18/04/2005 Em entrevista ao ISA, o antropólogo Mauro Almeida explica os objetivos do novo centro de ensino e pesquisa que começa a funcionar ainda este ano no Acre. Entre os principais: criar uma ponte entre os professores das cidades com os mestres da floresta para valorizar os saberes tradicionais e as alternativas para o desenvolvimento sustentável da Amazônia, sem deixar de atentar para os mecanismos de proteção à biodiversidade da região e aos conhecimentos dos povos nativos.
Uma iniciativa pioneira está em curso no estado do Acre: a Universidade da Floresta (Uniflora) abre suas portas no segundo semestre deste ano na cidade de Cruzeiro do Sul - a mais ocidental do País - e pretende marcar o nascimento de um novo modelo para as pesquisas científicas sobre biodiversidade, com respeito à pluralidade cultural da região e aos direitos das comunidades indígenas, seringueiras e ribeirinhas. A Uniflora começa a funcionar com a abertura de 120 vagas nos cursos de graduação de biologia, farmácia e ecologia, com a fundação do Instituto da Biodiversidade e Manejo dos Recursos Naturais, em nível de pós-graduação, voltado à pesquisa, e com implantação do Centro de Formação e Tecnologia da Floresta, em caratér pré-universitário, que promoverá cursos e oficinas técnicos abertos à população com baixa escolaridade.
Entre as principais metas do novo centro de ensino e pesquisa estão o estímulo à utilização responsável e inteligente dos recursos naturais e a valorização dos conhecimentos tradicionais - a chamada “medicina da floresta”. "A idéia é viabilizar tecnologias avançadas para o desenvolvimento da Amazônia com sustentabilidade, visando a inclusão social”, afirma o professor Jonas Filho, reitor da Universidade Federal do Acre (Ufac), da qual a Uniflora será uma extensão no campo da graduação. A pedra fundamental do empreendimento foi lançada em março e os recursos estaduais e federais para a construção do campus já estão garantidos.
O projeto conta com a participação de dezenas de organizações sociais, de seringueiros, grupos indígenas da região e pesquisadores de várias universidades.
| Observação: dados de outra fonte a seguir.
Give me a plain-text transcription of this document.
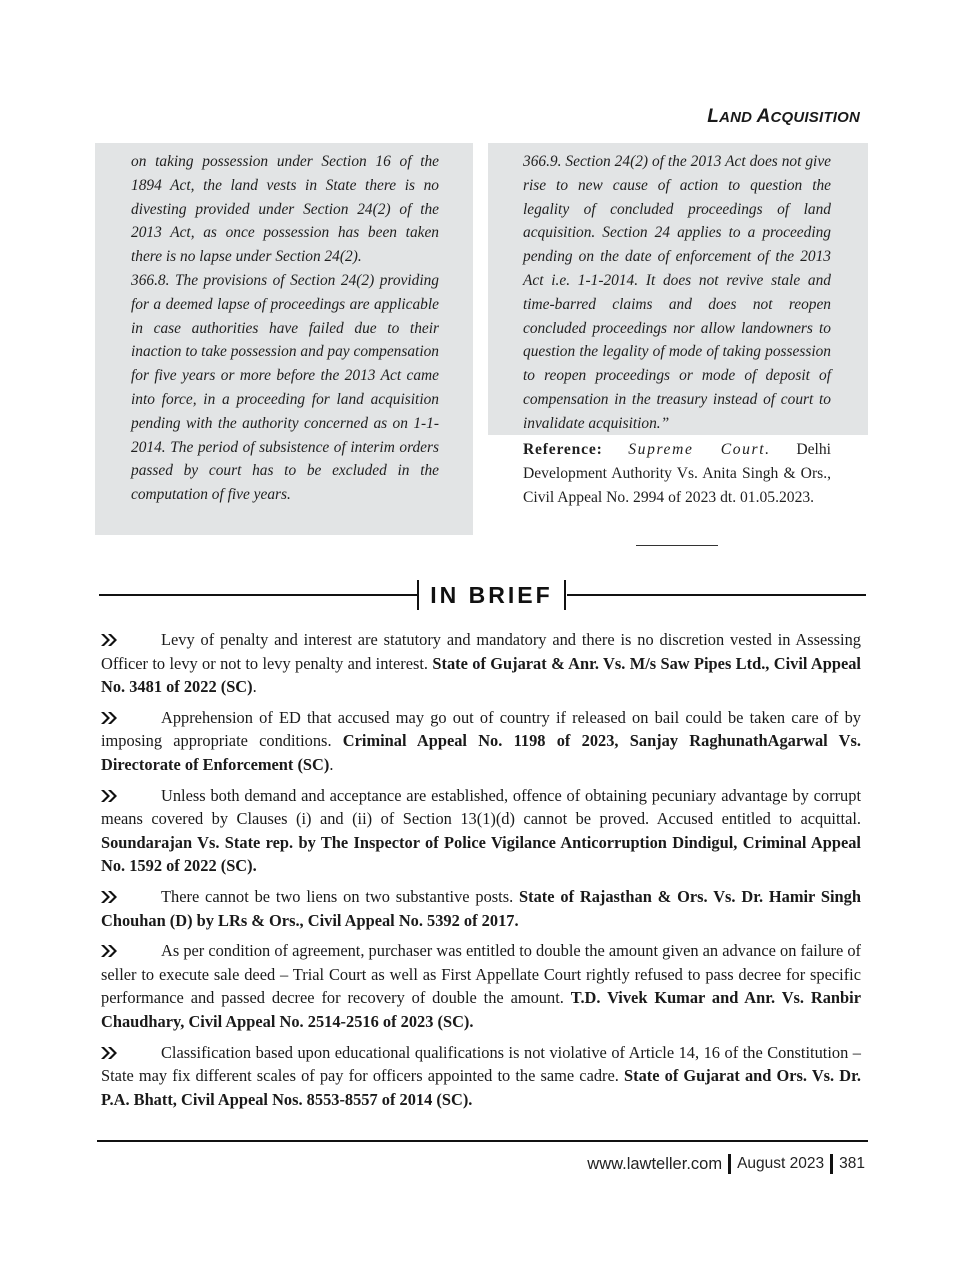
LAND ACQUISITION

on taking possession under Section 16 of the 1894 Act, the land vests in State there is no divesting provided under Section 24(2) of the 2013 Act, as once possession has been taken there is no lapse under Section 24(2).

366.8. The provisions of Section 24(2) providing for a deemed lapse of proceedings are applicable in case authorities have failed due to their inaction to take possession and pay compensation for five years or more before the 2013 Act came into force, in a proceeding for land acquisition pending with the authority concerned as on 1-1-2014. The period of subsistence of interim orders passed by court has to be excluded in the computation of five years.

366.9. Section 24(2) of the 2013 Act does not give rise to new cause of action to question the legality of concluded proceedings of land acquisition. Section 24 applies to a proceeding pending on the date of enforcement of the 2013 Act i.e. 1-1-2014. It does not revive stale and time-barred claims and does not reopen concluded proceedings nor allow landowners to question the legality of mode of taking possession to reopen proceedings or mode of deposit of compensation in the treasury instead of court to invalidate acquisition.”

Reference: Supreme Court. Delhi Development Authority Vs. Anita Singh & Ors., Civil Appeal No. 2994 of 2023 dt. 01.05.2023.
IN BRIEF

Levy of penalty and interest are statutory and mandatory and there is no discretion vested in Assessing Officer to levy or not to levy penalty and interest. State of Gujarat & Anr. Vs. M/s Saw Pipes Ltd., Civil Appeal No. 3481 of 2022 (SC).

Apprehension of ED that accused may go out of country if released on bail could be taken care of by imposing appropriate conditions. Criminal Appeal No. 1198 of 2023, Sanjay RaghunathAgarwal Vs. Directorate of Enforcement (SC).

Unless both demand and acceptance are established, offence of obtaining pecuniary advantage by corrupt means covered by Clauses (i) and (ii) of Section 13(1)(d) cannot be proved. Accused entitled to acquittal. Soundarajan Vs. State rep. by The Inspector of Police Vigilance Anticorruption Dindigul, Criminal Appeal No. 1592 of 2022 (SC).

There cannot be two liens on two substantive posts. State of Rajasthan & Ors. Vs. Dr. Hamir Singh Chouhan (D) by LRs & Ors., Civil Appeal No. 5392 of 2017.

As per condition of agreement, purchaser was entitled to double the amount given an advance on failure of seller to execute sale deed – Trial Court as well as First Appellate Court rightly refused to pass decree for specific performance and passed decree for recovery of double the amount. T.D. Vivek Kumar and Anr. Vs. Ranbir Chaudhary, Civil Appeal No. 2514-2516 of 2023 (SC).

Classification based upon educational qualifications is not violative of Article 14, 16 of the Constitution – State may fix different scales of pay for officers appointed to the same cadre. State of Gujarat and Ors. Vs. Dr. P.A. Bhatt, Civil Appeal Nos. 8553-8557 of 2014 (SC).

www.lawteller.com August 2023 381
Um deles, membro do Grupo de Trabalho responsável pela definição das diretrizes político-pedagógicas do novo centro de ensino, é o antropólogo acreano Mauro Almeida, da Universidade Estadual de Campinas (Unicamp). Almeida organizou com a também antropóloga Manuela Carneiro da Cunha a Enciclopédia da Floresta, talvez o mais completo compêndio sobre a cultura, hábitos e saberes das populações indígenas e comunidades de seringueiros da região do Alto Juruá, no mesma região acreana de Cruzeiro do Sul. “O espírito principal da Universidade da Floresta é o de incluir indígenas no processo de pesquisa e de ensino”, afirma.
O antropólogo diz, em entrevista concedida ao ISA por e-mail desde Campinas, que o desafio da Uniflora é duplo: de um lado, levar os alunos para a floresta, acompanhados de cientistas urbanos e de pesquisadores da mata; do outro, trazer os moradores da floresta para a cidade, levando-os a laboratórios e salas de aula. Na entrevista, Mauro Almeida também fala da história do projeto, seus possíveis benefícios à região e como os marcos legais acerca de conhecimentos tradicionais e patrimônio genético servem de orientação para a implementação da Uniflora.
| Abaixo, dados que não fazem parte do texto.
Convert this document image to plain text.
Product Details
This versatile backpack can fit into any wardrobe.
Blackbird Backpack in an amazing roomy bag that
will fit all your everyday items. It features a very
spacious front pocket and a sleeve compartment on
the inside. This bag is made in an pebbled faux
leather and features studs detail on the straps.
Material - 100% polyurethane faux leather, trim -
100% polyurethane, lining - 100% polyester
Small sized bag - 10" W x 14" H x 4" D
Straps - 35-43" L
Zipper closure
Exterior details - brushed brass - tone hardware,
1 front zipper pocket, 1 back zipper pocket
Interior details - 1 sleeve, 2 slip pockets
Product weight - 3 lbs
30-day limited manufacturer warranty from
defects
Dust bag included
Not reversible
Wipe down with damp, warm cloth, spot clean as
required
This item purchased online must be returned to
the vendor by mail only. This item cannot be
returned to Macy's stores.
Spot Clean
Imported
ISA - Como surgiu o projeto da Universidade da Floresta?
Mauro Almeida - A idéia surgiu simultaneamente de vários lugares. Na capital acreana há alguns anos discutia-se a criação de uma forma de ensino adequada à noção de "florestania", isto é, um modelo de ensino que capacitasse cidadãos para diagnosticar problemas da região e dar respostas criativas para eles, incluindo as populações indígenas, os seringueiros e os ribeirinhos. Por outro lado, a idéia de um pólo de ensino, pesquisa e extensão em Cruzeiro do Sul é uma antiga aspiração da população acreana da micro-região do Alto Juruá. Essas aspirações combinaram-se com a proposta de criar a "Universidade da Floresta".
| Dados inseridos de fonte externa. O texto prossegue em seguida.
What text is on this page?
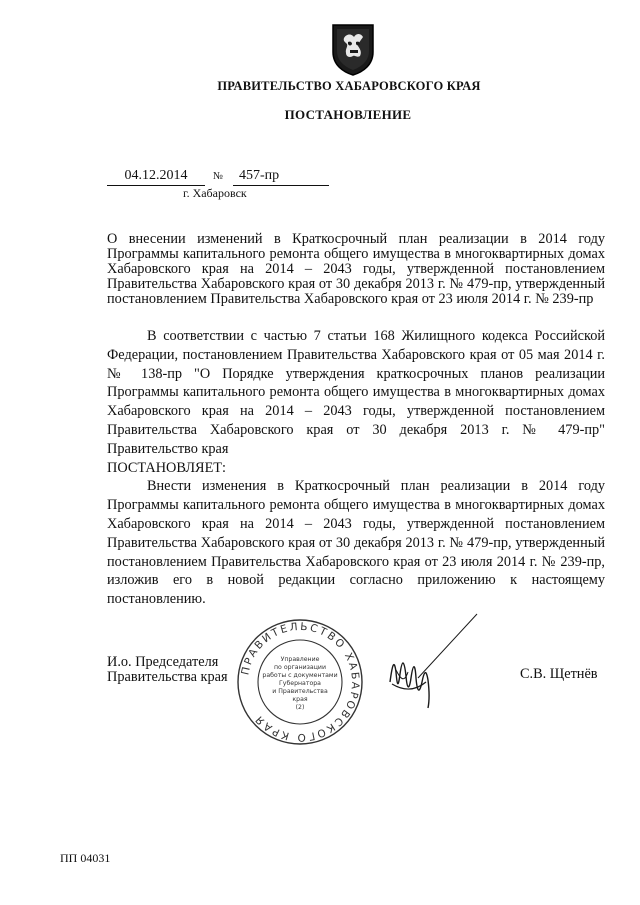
ПРАВИТЕЛЬСТВО ХАБАРОВСКОГО КРАЯ
ПОСТАНОВЛЕНИЕ
04.12.2014	№	457-пр
г. Хабаровск
О внесении изменений в Краткосрочный план реализации в 2014 году Программы капитального ремонта общего имущества в многоквартирных домах Хабаровского края на 2014 – 2043 годы, утвержденной постановлением Правительства Хабаровского края от 30 декабря 2013 г. № 479-пр, утвержденный постановлением Правительства Хабаровского края от 23 июля 2014 г. № 239-пр

В соответствии с частью 7 статьи 168 Жилищного кодекса Российской Федерации, постановлением Правительства Хабаровского края от 05 мая 2014 г. № 138-пр "О Порядке утверждения краткосрочных планов реализации Программы капитального ремонта общего имущества в многоквартирных домах Хабаровского края на 2014 – 2043 годы, утвержденной постановлением Правительства Хабаровского края от 30 декабря 2013 г. № 479-пр" Правительство края

ПОСТАНОВЛЯЕТ:

Внести изменения в Краткосрочный план реализации в 2014 году Программы капитального ремонта общего имущества в многоквартирных домах Хабаровского края на 2014 – 2043 годы, утвержденной постановлением Правительства Хабаровского края от 30 декабря 2013 г. № 479-пр, утвержденный постановлением Правительства Хабаровского края от 23 июля 2014 г. № 239-пр, изложив его в новой редакции согласно приложению к настоящему постановлению.

И.о. Председателя
Правительства края ПРАВИТЕЛЬСТВО ХАБАРОВСКОГО КРАЯ
Управление
по организации
работы с документами
Губернатора
и Правительства
края
(2)
С.В. Щетнёв
ПП 04031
O nome estava no ar, na cabeça de várias pessoas, e o embrião dessa forma de ensino e pesquisa includente já estava presente nas experiências de ensino indígena coordenadas sobretudo pela Comissão Pró-Índio do Acre, nas experiências de ensino de seringueiros realizadas pelo Centro de Trabalhadores Amazônicos, nas atividades de pesquisa do Parque Zoobotânico com seringueiros da Reserva Extrativista Chico Mendes, na região de Xapuri, e também com as experiências de pesquisa e monitoramento com seringueiros da Reserva Extrativista do Alto Juruá, em Marechal Thaumaturgo, com participação da Universidade de Viçosa, da Universidade de Brasília, da Unicamp e de pesquisadores do Instituto Nacional de Pesquisas da Amazônia (Inpa) e do Museu Goeldi, para não falar de instituições internacionais.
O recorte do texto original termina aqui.